November 29, 2005

Sprawl is threatening almost every stream in the country

That problem is pavement, and the way it has changed the ancient relationship between streams and rain. For most of human history, rain fell onto meadows, fields and forests, and sank slowly into the ground. In fact, most of the rain was intercepted by plants and tree leaves before it ever hit ground, and evaporated back into the air, eventually returning as rain again. (This is still the case in undeveloped areas -- a forest after heavy rainfall is a remarkably dry place.) The small amount of rain that did reach the ground sank slowly down through layers of soil and rock until it reached the underground water table. From there it flowed laterally and downhill, still underground, toward streams, where it seeped into the streambeds and recharged the waterways from below. During a heavy storm, some rainwater might flow downhill on the ground's surface, but that was the exception, not the rule.

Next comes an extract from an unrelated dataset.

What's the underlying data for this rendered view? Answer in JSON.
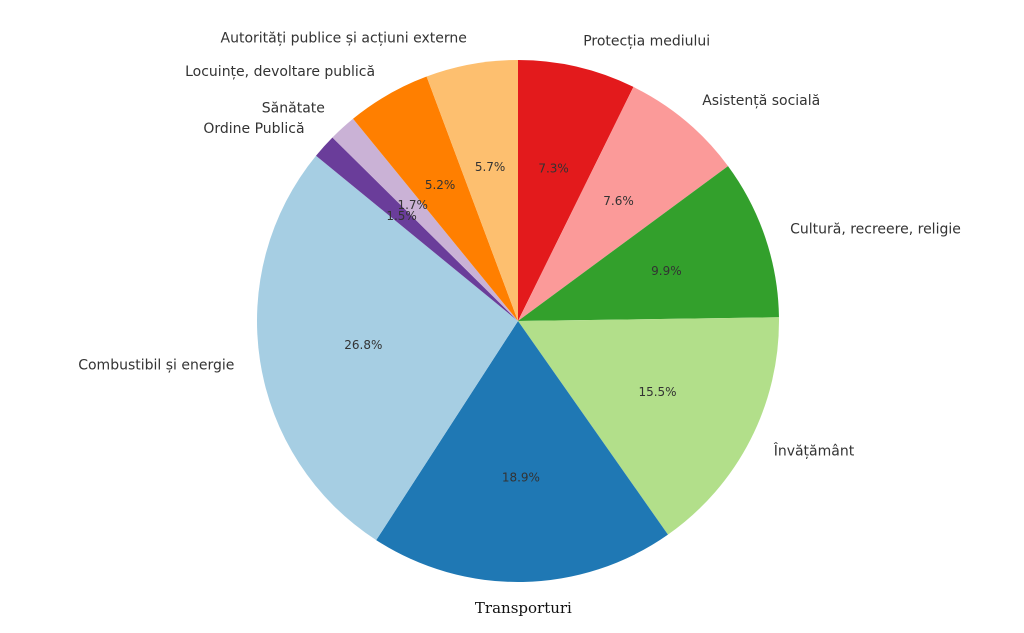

Pavement has changed all that. Now, every time it rains, water that once would have been slowly absorbed into meadow or forest floor courses off roads and parking lots and roofs and into curb gutters and storm drains, which funnel it directly to the local creek, at a speed and a volume that, before development, a stream saw only during spectacular storms, the kind that occur once or twice a century. These storm-water surges, as they are called, work as giant routers, scouring out streambeds and banks, flushing away the dirt around the roots of trees along the stream banks, and washing away the small creatures that cling to stream rocks. Under this regular, relentless scouring, stream life is swept away, and the stream becomes little more than a biologically dead sluiceway.